Which is actually kind of funny, when you think about it.

” I cracked a smile in her direction. “All my dad’s bluster about the distillery being a ‘dead-end job’, now he’s probably the most successful one out of all of us. ”

“And Heather?” she prodded again.

“My dad pretty much ignored her.” I winced, shoving my hands harder into the dough. “I don’t know if it’s because she was the youngest . . . or because she was the only girl. But that probably explains why she was such a roughhouser as a kid, always trying to beat up her big brothers.”

“That sounds like Heather.” She laughed.

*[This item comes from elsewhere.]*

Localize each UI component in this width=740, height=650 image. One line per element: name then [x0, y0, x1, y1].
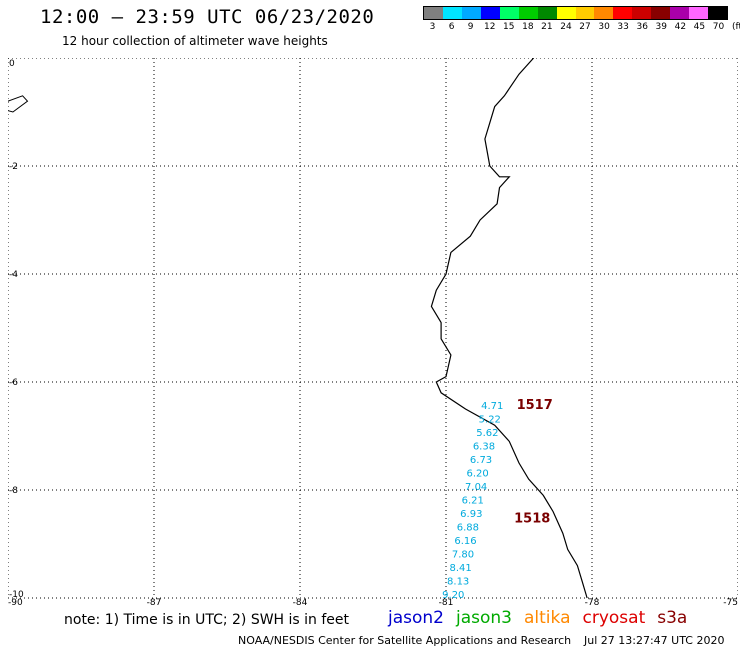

Then turned to me, and I could practically see the indecision on her face before she asked, “If you could go back . . . would you do anything differently?”

“Honestly . . .” I blew out a long breath, staring at the flour crusted beneath my short nails. “I don’t know. My whole life, my whole career . . . it’s always been tied up in him. I don’t think I’ll ever know if I wanted it for me . . . or just to make him proud.”

I regretted it almost immediately.

Isla only blinked, like a blindfold had been removed and she could see all the way into my brain. Like she’d found the dusty corner hiding insecure teenage Alistair, who I’d striven so hard to scrub away. “Alistair, I—”

I pushed the bowl toward her. “What’s next?”